When he spotted her sitting on a bench, smiling and laughing with Loa, Derek was struck by Nina right away. For a moment, he imagined getting to know her, what she might be like. Where she might be from, where she might be going.
But then Derek had ended up on a different train. He’d met and got chatting to Steve the Englishman and Paul the Irishman. The trio had shared a couple of beers, fallen asleep, and woken, with a start, in Belgrade, to a suddenly-empty carriage. That’s when they panicked.
“We woke up, and just ran down the railway line — because we’re just about to miss this train to Athens — we jumped on the train as it was pulling away, and then it stopped,” Derek tells CNN Travel today. “Apparently that’s what they had to do to get the strike official.”
When Derek, Steve and Paul opened the door to Nina’s carriage, Derek didn’t immediately take Nina in, focusing instead on the near-empty compartment.
“Two of them in there, this carriage for eight, they’d spread stuff everywhere. It was obvious it was a ruse to try and get people not to go in. And we thought, ‘We’re not having any of that,’” says Derek, laughing. “So we squeezed in, and that was that.”
It was only when he ended up sitting opposite Nina that Derek realized she was the woman he’d noticed on the Budapest train platform.
Then they got chatting, and didn’t stop. They talked about a shared love of nature. About Derek being a member of Greenpeace. About Sweden and Scotland.
Jameszet
24 Jan 2025 - 04:43 pm
Two strangers got stuck on a train for two days in 1990. Here’s how they ended up married
[url=https://vestiirk.ru/news/ugolovnoe-presledovanie-prodolzhaetsia-v-otnoshenie-rukovodstva-kompanii-life-is-good/]гей порно[/url]
Nina Andersson and her friend Loa hoped they’d have the train carriage to themselves.
When Nina peered her head around the door and saw the compartment was entry, she grinned at Loa and gestured happily.

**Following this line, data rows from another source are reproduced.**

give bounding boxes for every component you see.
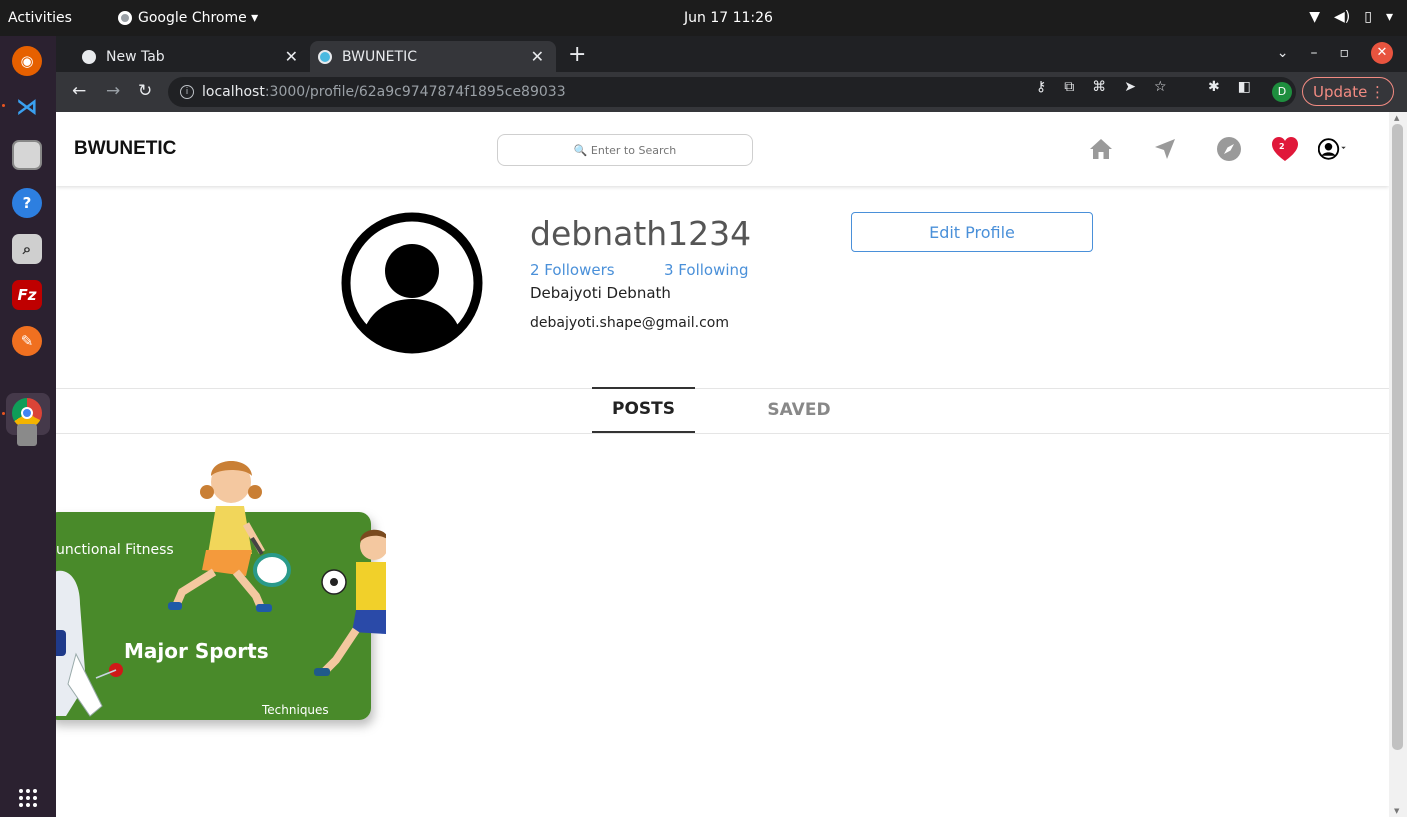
kebab-menu-icon: ⋮ xyxy=(1370,82,1385,101)
info-icon[interactable]: i xyxy=(180,85,194,99)
following-link[interactable]: 3 Following xyxy=(664,261,749,279)
browser-profile-avatar[interactable]: D xyxy=(1272,82,1292,102)
page-viewport: BWUNETIC 2 debnath1234 2 Followers 3 Fol… xyxy=(56,112,1389,817)
clock[interactable]: Jun 17 11:26 xyxy=(684,10,773,26)
side-panel-icon[interactable]: ◧ xyxy=(1238,79,1251,95)
profile-email: debajyoti.shape@gmail.com xyxy=(530,315,730,331)
running-indicator xyxy=(2,412,5,415)
post-title: Major Sports xyxy=(124,639,269,663)
profile-avatar xyxy=(341,212,483,354)
profile-username: debnath1234 xyxy=(530,214,752,253)
firefox-icon[interactable]: ◉ xyxy=(12,46,42,76)
post-caption: Techniques xyxy=(261,703,329,717)
omnibox-actions: ⚷ ⧉ ⌘ ➤ ☆ xyxy=(1036,79,1167,95)
bookmark-star-icon[interactable]: ☆ xyxy=(1154,79,1167,95)
app-menu[interactable]: Google Chrome ▾ xyxy=(118,10,258,26)
app-header: BWUNETIC 2 xyxy=(56,112,1389,186)
edit-profile-button[interactable]: Edit Profile xyxy=(851,212,1093,252)
tab-saved[interactable]: SAVED xyxy=(756,389,842,433)
volume-icon: ◀) xyxy=(1334,9,1351,25)
filezilla-icon[interactable]: Fz xyxy=(12,280,42,310)
tab-title: New Tab xyxy=(106,48,165,65)
close-icon[interactable]: ✕ xyxy=(531,47,544,66)
app-menu-label: Google Chrome ▾ xyxy=(138,10,259,26)
minimize-icon[interactable]: – xyxy=(1311,45,1318,61)
tab-title: BWUNETIC xyxy=(342,48,417,65)
scroll-up-icon[interactable]: ▲ xyxy=(1394,114,1399,122)
usb-icon[interactable] xyxy=(17,424,37,446)
new-tab-button[interactable]: + xyxy=(568,42,586,67)
system-menu-icon: ▾ xyxy=(1385,9,1393,25)
running-indicator xyxy=(2,104,5,107)
page-scrollbar[interactable]: ▲ ▼ xyxy=(1389,112,1407,817)
screenshot-icon[interactable]: ⌕ xyxy=(12,234,42,264)
reload-icon[interactable]: ↻ xyxy=(138,81,152,101)
battery-icon: ▯ xyxy=(1364,9,1372,25)
tab-search-icon[interactable]: ⌄ xyxy=(1277,45,1289,61)
browser-toolbar: ← → ↻ i localhost:3000/profile/62a9c9747… xyxy=(56,72,1407,112)
profile-tabs: POSTS SAVED xyxy=(56,387,1389,434)
files-icon[interactable] xyxy=(12,140,42,170)
chrome-small-icon xyxy=(118,11,132,25)
notification-count: 2 xyxy=(1279,142,1285,151)
scroll-down-icon[interactable]: ▼ xyxy=(1394,807,1399,815)
translate-icon[interactable]: ⌘ xyxy=(1092,79,1106,95)
window-controls: ⌄ – ▫ ✕ xyxy=(1277,42,1393,64)
home-icon[interactable] xyxy=(1086,134,1116,164)
sports-illustration-icon: unctional Fitness Major Sports Technique… xyxy=(56,461,388,720)
chrome-favicon-icon xyxy=(82,49,96,64)
send-icon[interactable]: ➤ xyxy=(1124,79,1136,95)
send-arrow-icon[interactable] xyxy=(1150,134,1180,164)
system-top-bar: Activities Google Chrome ▾ Jun 17 11:26 … xyxy=(0,0,1407,36)
notifications-heart-icon[interactable]: 2 xyxy=(1270,134,1300,164)
wifi-icon: ▼ xyxy=(1309,9,1321,25)
close-icon[interactable]: ✕ xyxy=(285,47,298,66)
apps-grid-icon[interactable] xyxy=(16,786,40,810)
url-path: :3000/profile/62a9c9747874f1895ce89033 xyxy=(264,84,566,100)
system-tray[interactable]: ▼ ◀) ▯ ▾ xyxy=(1309,9,1393,25)
browser-tab-strip: New Tab ✕ BWUNETIC ✕ + ⌄ – ▫ ✕ xyxy=(56,36,1407,72)
tab-new-tab[interactable]: New Tab ✕ xyxy=(74,41,310,72)
tab-bwunetic[interactable]: BWUNETIC ✕ xyxy=(310,41,556,72)
open-external-icon[interactable]: ⧉ xyxy=(1064,79,1074,95)
update-label: Update xyxy=(1313,82,1368,101)
activities-button[interactable]: Activities xyxy=(8,10,72,26)
profile-full-name: Debajyoti Debnath xyxy=(530,284,671,302)
key-icon[interactable]: ⚷ xyxy=(1036,79,1046,95)
compass-icon[interactable]: ✎ xyxy=(12,326,42,356)
extension-actions: ✱ ◧ xyxy=(1208,79,1251,95)
application-dock: ◉ ⋊ ? ⌕ Fz ✎ xyxy=(0,36,56,817)
scrollbar-thumb[interactable] xyxy=(1392,124,1403,750)
search-input[interactable] xyxy=(497,134,753,166)
forward-icon[interactable]: → xyxy=(106,81,120,101)
url-host: localhost xyxy=(202,84,265,100)
post-thumbnail[interactable]: unctional Fitness Major Sports Technique… xyxy=(56,454,388,754)
help-icon[interactable]: ? xyxy=(12,188,42,218)
app-logo[interactable]: BWUNETIC xyxy=(74,138,176,160)
site-favicon-icon xyxy=(318,49,332,64)
user-menu-avatar-icon[interactable] xyxy=(1318,134,1348,164)
maximize-icon[interactable]: ▫ xyxy=(1340,45,1350,61)
close-window-icon[interactable]: ✕ xyxy=(1371,42,1393,64)
vscode-icon[interactable]: ⋊ xyxy=(12,92,42,122)
post-subtitle: unctional Fitness xyxy=(56,542,174,558)
tab-posts[interactable]: POSTS xyxy=(592,387,695,433)
back-icon[interactable]: ← xyxy=(72,81,86,101)
followers-link[interactable]: 2 Followers xyxy=(530,261,615,279)
update-button[interactable]: Update ⋮ xyxy=(1302,77,1394,106)
extensions-puzzle-icon[interactable]: ✱ xyxy=(1208,79,1220,95)
explore-compass-icon[interactable] xyxy=(1214,134,1244,164)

It seemed like they’d lucked out. An empty carriage on an otherwise packed train.
“We thought this would be great, just the two of us. We spread out everything, so we could have a couch each to lie on,” Nina tells CNN Travel today.
“Then, all of a sudden we hear this big ‘thump, thump, thump,’ on the door.”
It was summer 1990 and 20-year-old Nina was in the midst of traveling from Budapest, Hungary, to Athens, Greece — part of a month-long rail adventure with her friend Loa.
The two friends had each bought a train ticket known as the Interrail or Eurail pass, allowing young travelers a period of unlimited rail travel around Europe.
“I’m Swedish, I was working at Swedish Radio at the time, and had saved up money for going on my Interrail,” says Nina. “I wanted to see all of Europe.”
Traveling by train from Budapest to Athens was set to take about four days, weaving south through eastern Europe. In Belgrade — which was then part of the former Yugoslavia, but is now the capital of Serbia — the passengers had to switch trains.
And that’s when Nina and Loa grabbed the empty compartment for themselves and settled in, ready to enjoy the extra space. Then, the knocking at the door.
The two friends met each other’s eyes. They both knew, in that moment, that their solitude was to be short-lived.
“And then behind the door we see three heads poking in,” recalls Nina. “It was a Scotsman, an Englishman and an Irishman. It was like the start of a joke. And I thought, ‘What is this?’”
The three men were friendly, apologetic, slightly out of breath. They explained they’d fallen asleep on their last train, and almost missed this one — in fact, this train had started rolling out of the station but suddenly slowed down. The three stragglers had managed to hop on as the train ground to a halt.